Sayın Başkan, değerli milletvekilleri; Genel Kurulu tekrar saygıyla selamlıyorum.

Demin 31'inci maddede trafik kazaları üzerine vermiş olduğumuz önergeyle ilgili konuşurken bu trafik kazalarına sebebiyet veren politikalarınızı Bingöl'deki yolların durumu üzerinden teşhir etmeye çalıştık, Bingöl'deki yolların tamamının ne hâlde olduğunu resimlerle size aktarmaya çalıştık ama utanasınız diye o resimleri tekrar size göstereceğim. Kalkınma Bakanınız da "Bingöl'ü modern bir yaşam alanına çevirdik." demişti. Bakın, "modern bir yaşam alanı" dediğiniz kentin merkezi şu anda bu rezaleti yaşıyor. Böyle ağır bir dramla Bingöl halkı karşı karşıya. Ben o önerge üzerinde konuşma süremiz yetmediği için o konuyla ilgili birkaç hususu daha ifade etmek istiyorum.

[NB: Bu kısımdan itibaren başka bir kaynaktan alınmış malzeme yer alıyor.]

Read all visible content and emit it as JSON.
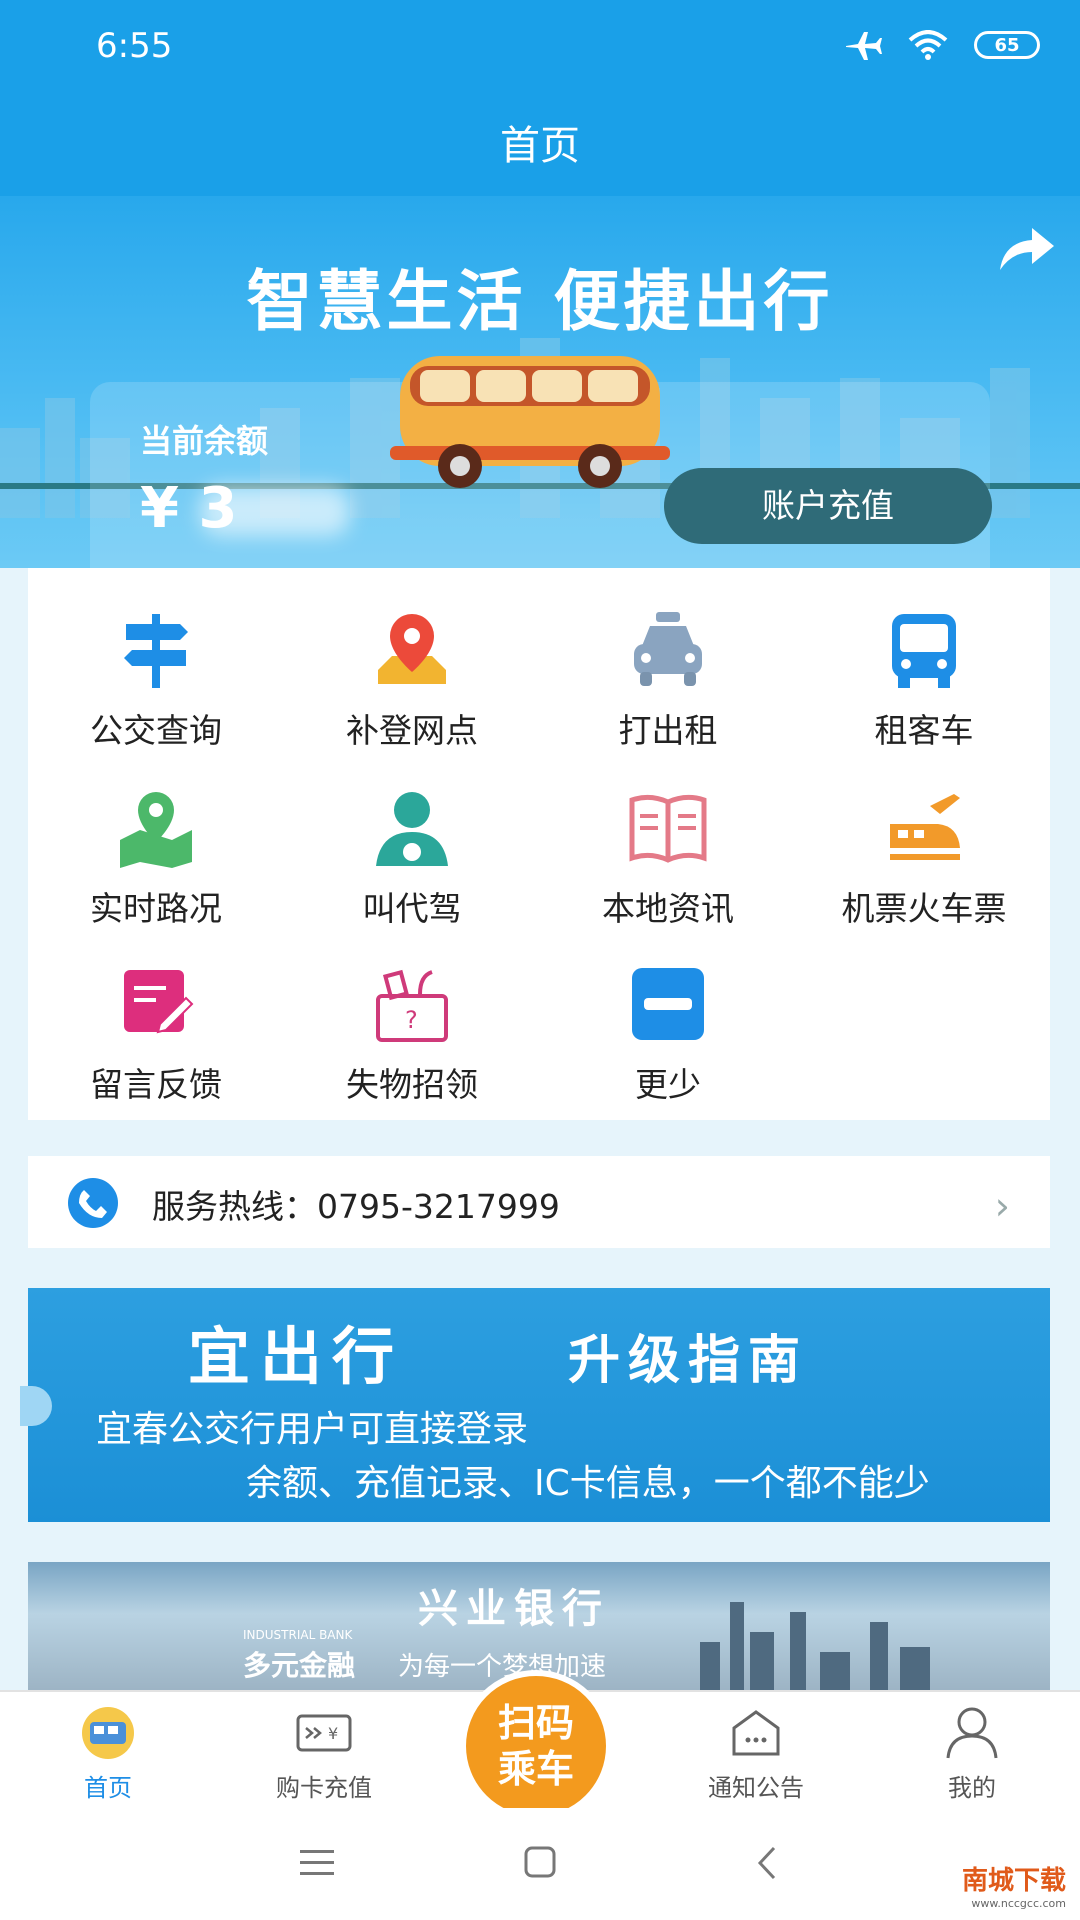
{
  "status": {
    "time": "6:55",
    "battery": "65"
  },
  "header": {
    "title": "首页"
  },
  "hero": {
    "slogan": "智慧生活 便捷出行",
    "balance_label": "当前余额",
    "balance_value": "¥ 3",
    "recharge_label": "账户充值"
  },
  "services": [
    {
      "label": "公交查询",
      "icon": "signpost-icon"
    },
    {
      "label": "补登网点",
      "icon": "location-pin-icon"
    },
    {
      "label": "打出租",
      "icon": "taxi-icon"
    },
    {
      "label": "租客车",
      "icon": "bus-icon"
    },
    {
      "label": "实时路况",
      "icon": "map-icon"
    },
    {
      "label": "叫代驾",
      "icon": "driver-icon"
    },
    {
      "label": "本地资讯",
      "icon": "book-icon"
    },
    {
      "label": "机票火车票",
      "icon": "train-plane-icon"
    },
    {
      "label": "留言反馈",
      "icon": "feedback-icon"
    },
    {
      "label": "失物招领",
      "icon": "lost-found-icon"
    },
    {
      "label": "更少",
      "icon": "minus-icon"
    }
  ],
  "hotline": {
    "text": "服务热线：0795-3217999"
  },
  "banner1": {
    "title1": "宜出行",
    "title2": "升级指南",
    "line1": "宜春公交行用户可直接登录",
    "line2": "余额、充值记录、IC卡信息，一个都不能少"
  },
  "banner2": {
    "title": "兴业银行",
    "small": "INDUSTRIAL BANK",
    "brand": "多元金融",
    "tagline": "为每一个梦想加速"
  },
  "tabs": [
    {
      "label": "首页",
      "active": true
    },
    {
      "label": "购卡充值",
      "active": false
    },
    {
      "label": "通知公告",
      "active": false
    },
    {
      "label": "我的",
      "active": false
    }
  ],
  "scan": {
    "line1": "扫码",
    "line2": "乘车"
  },
  "watermark": {
    "text": "南城下载",
    "url": "www.nccgcc.com"
  },
  "colors": {
    "primary": "#1aa0e8",
    "accent": "#f39a1e",
    "dark_button": "#2f6b78"
  }
}
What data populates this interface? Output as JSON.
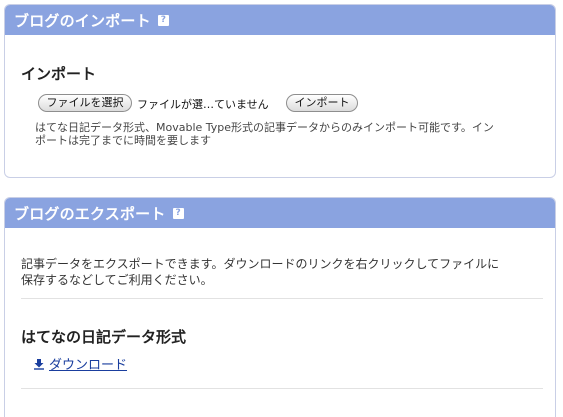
{
  "import_panel": {
    "title": "ブログのインポート",
    "help_icon": "?",
    "heading": "インポート",
    "choose_file_label": "ファイルを選択",
    "file_status": "ファイルが選…ていません",
    "import_button_label": "インポート",
    "description_line1": "はてな日記データ形式、Movable Type形式の記事データからのみインポート可能です。イン",
    "description_line2": "ポートは完了までに時間を要します"
  },
  "export_panel": {
    "title": "ブログのエクスポート",
    "help_icon": "?",
    "description_line1": "記事データをエクスポートできます。ダウンロードのリンクを右クリックしてファイルに",
    "description_line2": "保存するなどしてご利用ください。",
    "format_heading": "はてなの日記データ形式",
    "download_label": "ダウンロード"
  },
  "colors": {
    "header_bg": "#8aa3e0",
    "link": "#1a3e9e"
  },
  "icons": {
    "help": "help-icon",
    "download": "download-icon"
  }
}
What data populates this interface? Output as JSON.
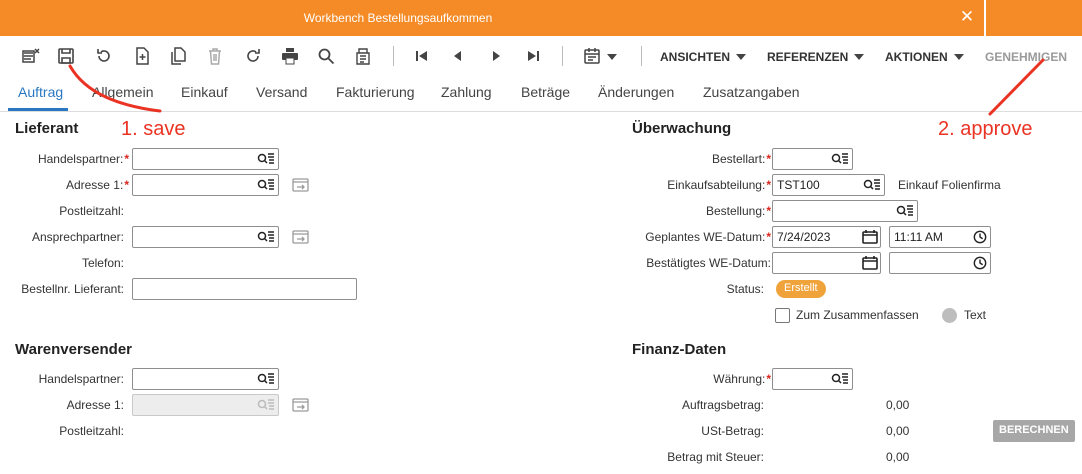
{
  "window": {
    "title": "Workbench Bestellungsaufkommen",
    "close_glyph": "✕"
  },
  "toolbar": {
    "menus": {
      "ansichten": "ANSICHTEN",
      "referenzen": "REFERENZEN",
      "aktionen": "AKTIONEN",
      "genehmigen": "GENEHMIGEN"
    },
    "icons": [
      "new-cancel-icon",
      "save-icon",
      "undo-icon",
      "new-record-icon",
      "copy-icon",
      "delete-icon",
      "refresh-icon",
      "print-icon",
      "search-icon",
      "document-list-icon",
      "first-record-icon",
      "previous-record-icon",
      "next-record-icon",
      "last-record-icon",
      "calendar-icon"
    ]
  },
  "tabs": [
    "Auftrag",
    "Allgemein",
    "Einkauf",
    "Versand",
    "Fakturierung",
    "Zahlung",
    "Beträge",
    "Änderungen",
    "Zusatzangaben"
  ],
  "lieferant": {
    "title": "Lieferant",
    "handelspartner_label": "Handelspartner:",
    "adresse_label": "Adresse 1:",
    "postleitzahl_label": "Postleitzahl:",
    "ansprechpartner_label": "Ansprechpartner:",
    "telefon_label": "Telefon:",
    "bestellnr_label": "Bestellnr. Lieferant:"
  },
  "ueberwachung": {
    "title": "Überwachung",
    "bestellart_label": "Bestellart:",
    "einkaufsabteilung_label": "Einkaufsabteilung:",
    "einkaufsabteilung_value": "TST100",
    "einkaufsabteilung_desc": "Einkauf Folienfirma",
    "bestellung_label": "Bestellung:",
    "geplantes_label": "Geplantes WE-Datum:",
    "geplantes_date": "7/24/2023",
    "geplantes_time": "11:11 AM",
    "bestaetigtes_label": "Bestätigtes WE-Datum:",
    "status_label": "Status:",
    "status_value": "Erstellt",
    "zusammenfassen_label": "Zum Zusammenfassen",
    "text_label": "Text"
  },
  "warenversender": {
    "title": "Warenversender",
    "handelspartner_label": "Handelspartner:",
    "adresse_label": "Adresse 1:",
    "postleitzahl_label": "Postleitzahl:"
  },
  "finanz": {
    "title": "Finanz-Daten",
    "waehrung_label": "Währung:",
    "auftragsbetrag_label": "Auftragsbetrag:",
    "auftragsbetrag_value": "0,00",
    "ust_label": "USt-Betrag:",
    "ust_value": "0,00",
    "steuer_label": "Betrag mit Steuer:",
    "steuer_value": "0,00",
    "berechnen_label": "BERECHNEN"
  },
  "annotations": {
    "step1": "1. save",
    "step2": "2. approve"
  },
  "colors": {
    "brand": "#f58b27",
    "accent": "#2a78c2",
    "status": "#f0a33a",
    "annotation": "#ea3323",
    "required": "#d9261c"
  }
}
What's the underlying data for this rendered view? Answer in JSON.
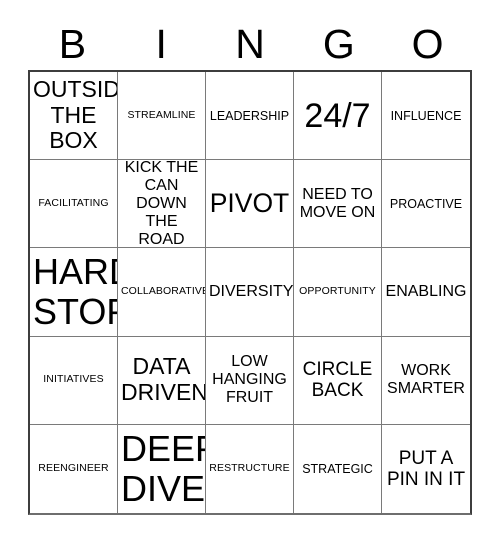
{
  "card": {
    "title": "BINGO",
    "header_letters": [
      "B",
      "I",
      "N",
      "G",
      "O"
    ],
    "columns": 5,
    "rows": 5,
    "colors": {
      "background": "#ffffff",
      "text": "#000000",
      "grid_outer_border": "#3d3d3d",
      "grid_inner_border": "#7a7a7a"
    },
    "cells": [
      {
        "text": "OUTSIDE THE BOX",
        "size": "xl",
        "row": 1,
        "col": 1
      },
      {
        "text": "STREAMLINE",
        "size": "xs",
        "row": 1,
        "col": 2
      },
      {
        "text": "LEADERSHIP",
        "size": "sm",
        "row": 1,
        "col": 3
      },
      {
        "text": "24/7",
        "size": "huge",
        "row": 1,
        "col": 4
      },
      {
        "text": "INFLUENCE",
        "size": "sm",
        "row": 1,
        "col": 5
      },
      {
        "text": "FACILITATING",
        "size": "xs",
        "row": 2,
        "col": 1
      },
      {
        "text": "KICK THE CAN DOWN THE ROAD",
        "size": "md",
        "row": 2,
        "col": 2
      },
      {
        "text": "PIVOT",
        "size": "xxl",
        "row": 2,
        "col": 3
      },
      {
        "text": "NEED TO MOVE ON",
        "size": "md",
        "row": 2,
        "col": 4
      },
      {
        "text": "PROACTIVE",
        "size": "sm",
        "row": 2,
        "col": 5
      },
      {
        "text": "HARD STOP",
        "size": "mega",
        "row": 3,
        "col": 1
      },
      {
        "text": "COLLABORATIVE",
        "size": "xs",
        "row": 3,
        "col": 2
      },
      {
        "text": "DIVERSITY",
        "size": "md",
        "row": 3,
        "col": 3
      },
      {
        "text": "OPPORTUNITY",
        "size": "xs",
        "row": 3,
        "col": 4
      },
      {
        "text": "ENABLING",
        "size": "md",
        "row": 3,
        "col": 5
      },
      {
        "text": "INITIATIVES",
        "size": "xs",
        "row": 4,
        "col": 1
      },
      {
        "text": "DATA DRIVEN",
        "size": "xl",
        "row": 4,
        "col": 2
      },
      {
        "text": "LOW HANGING FRUIT",
        "size": "md",
        "row": 4,
        "col": 3
      },
      {
        "text": "CIRCLE BACK",
        "size": "lg",
        "row": 4,
        "col": 4
      },
      {
        "text": "WORK SMARTER",
        "size": "md",
        "row": 4,
        "col": 5
      },
      {
        "text": "REENGINEER",
        "size": "xs",
        "row": 5,
        "col": 1
      },
      {
        "text": "DEEP DIVE",
        "size": "mega",
        "row": 5,
        "col": 2
      },
      {
        "text": "RESTRUCTURE",
        "size": "xs",
        "row": 5,
        "col": 3
      },
      {
        "text": "STRATEGIC",
        "size": "sm",
        "row": 5,
        "col": 4
      },
      {
        "text": "PUT A PIN IN IT",
        "size": "lg",
        "row": 5,
        "col": 5
      }
    ]
  }
}
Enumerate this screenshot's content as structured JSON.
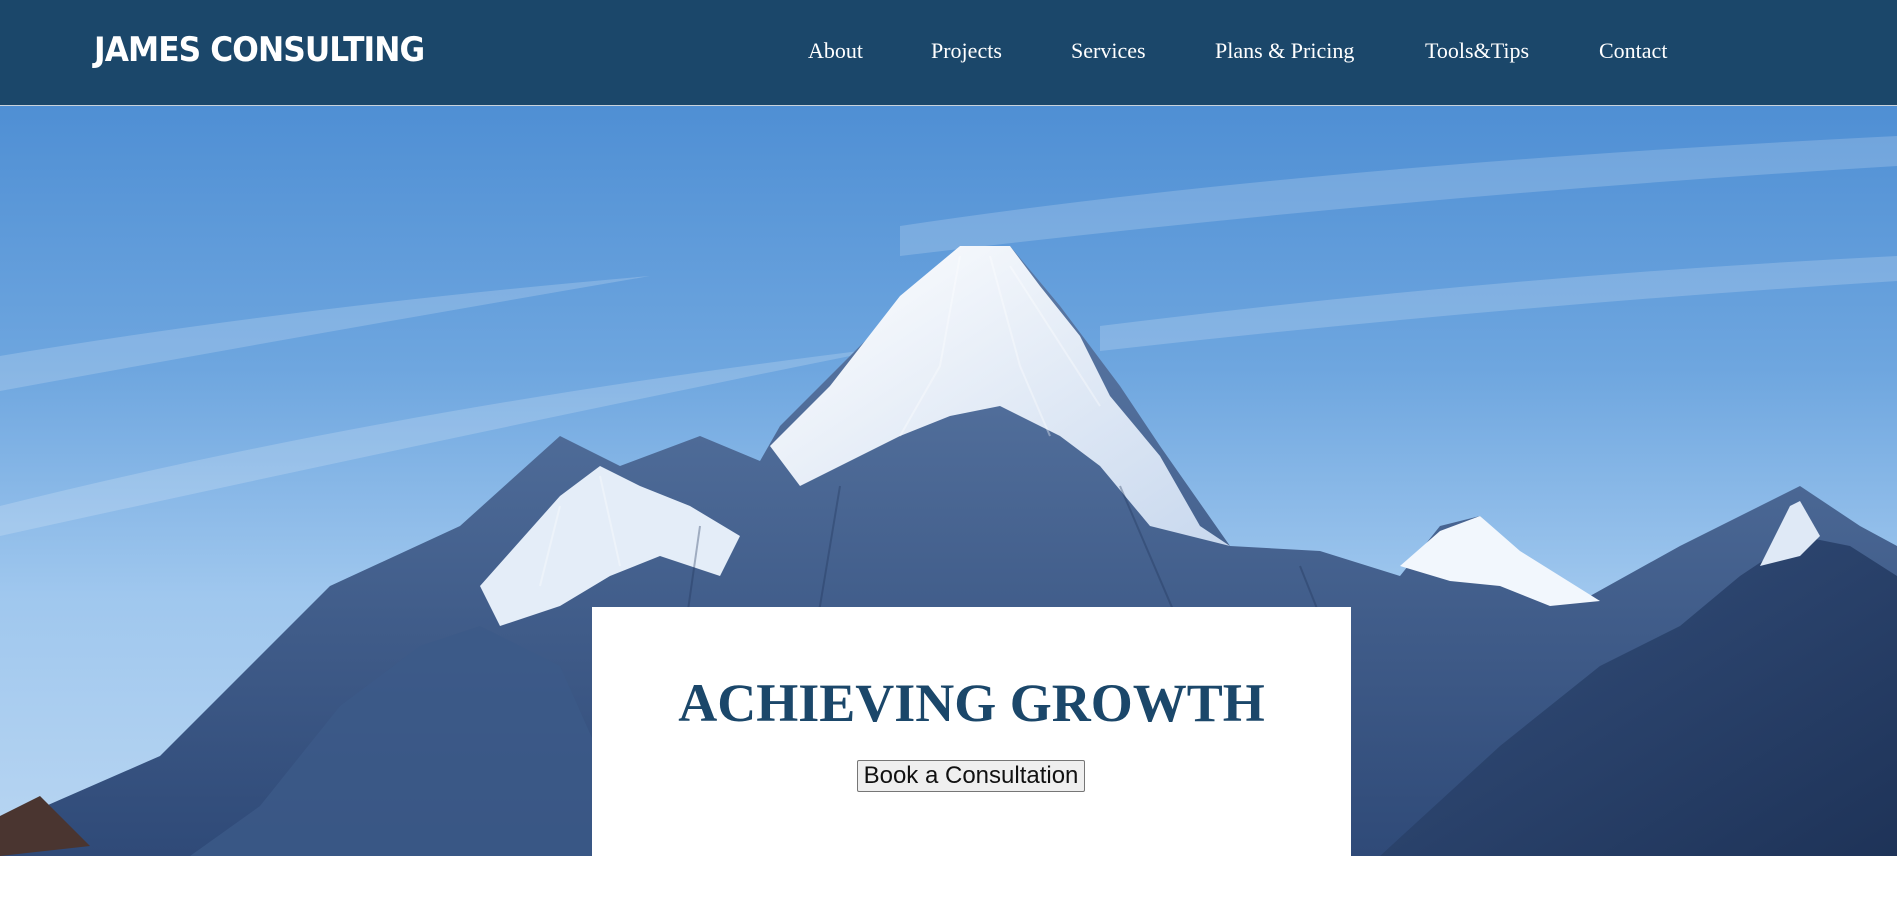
{
  "header": {
    "brand": "JAMES CONSULTING",
    "nav": [
      {
        "label": "About"
      },
      {
        "label": "Projects"
      },
      {
        "label": "Services"
      },
      {
        "label": "Plans & Pricing"
      },
      {
        "label": "Tools&Tips"
      },
      {
        "label": "Contact"
      }
    ]
  },
  "hero": {
    "image": "snow-capped mountain peak under blue sky",
    "title": "ACHIEVING GROWTH",
    "cta_label": "Book a Consultation"
  },
  "colors": {
    "nav_background": "#1b476a",
    "title_text": "#1b476a",
    "sky": "#6ea6df"
  }
}
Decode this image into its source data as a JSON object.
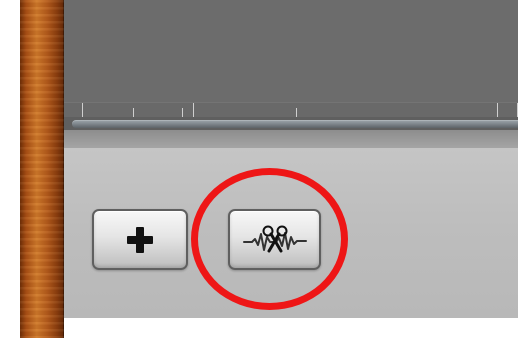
{
  "app": {
    "title": ""
  },
  "ruler": {
    "ticks": [
      {
        "type": "long"
      },
      {
        "type": "short"
      },
      {
        "type": "short"
      },
      {
        "type": "long"
      },
      {
        "type": "short"
      },
      {
        "type": "long"
      },
      {
        "type": "long"
      }
    ]
  },
  "controls": {
    "add_button": {
      "icon": "plus-icon"
    },
    "split_button": {
      "icon": "scissors-waveform-icon"
    }
  },
  "annotation": {
    "highlight_color": "#ee1616"
  },
  "colors": {
    "wood": "#b45b1c",
    "track_background": "#6c6c6c",
    "panel_background": "#c1c1c1"
  }
}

Tabii, bu tablonun sahibi sizlersiniz, AKP'dir, Sayın Başbakandır çünkü Sayın Başbakan on bir yıldır Bingöl ilinden rekor oylar almasını biliyor ama Bingöl'ün sorunlarını burada dile getirdiğimizde Bingöl'ün sorunlarına sahip çıkma noktasında bir müfettişi, bir teknik ekibi incelemeye göndermekten bile imtina ediyor. Böyle bir anlayışın sonucu olarak bu mağduriyet ortaya çıkıyor.

Sayın Başbakanı Bingöl'e davet ediyorum. Bingöl kent merkezinde bu çukurların başına gitsin, orada basını çağırsın. Hani hep bölgeye gittiğinde belediye sınırlarına girmeyen derelerin başında BDP'li belediyelere saydırıyor ya, gerek yok işte Bingöl şehir merkezinde bu çukurların başında sizin yerel yönetimler anlayışınızla ilgili düşüncesini aktarsın. Çok açık bir davet bu.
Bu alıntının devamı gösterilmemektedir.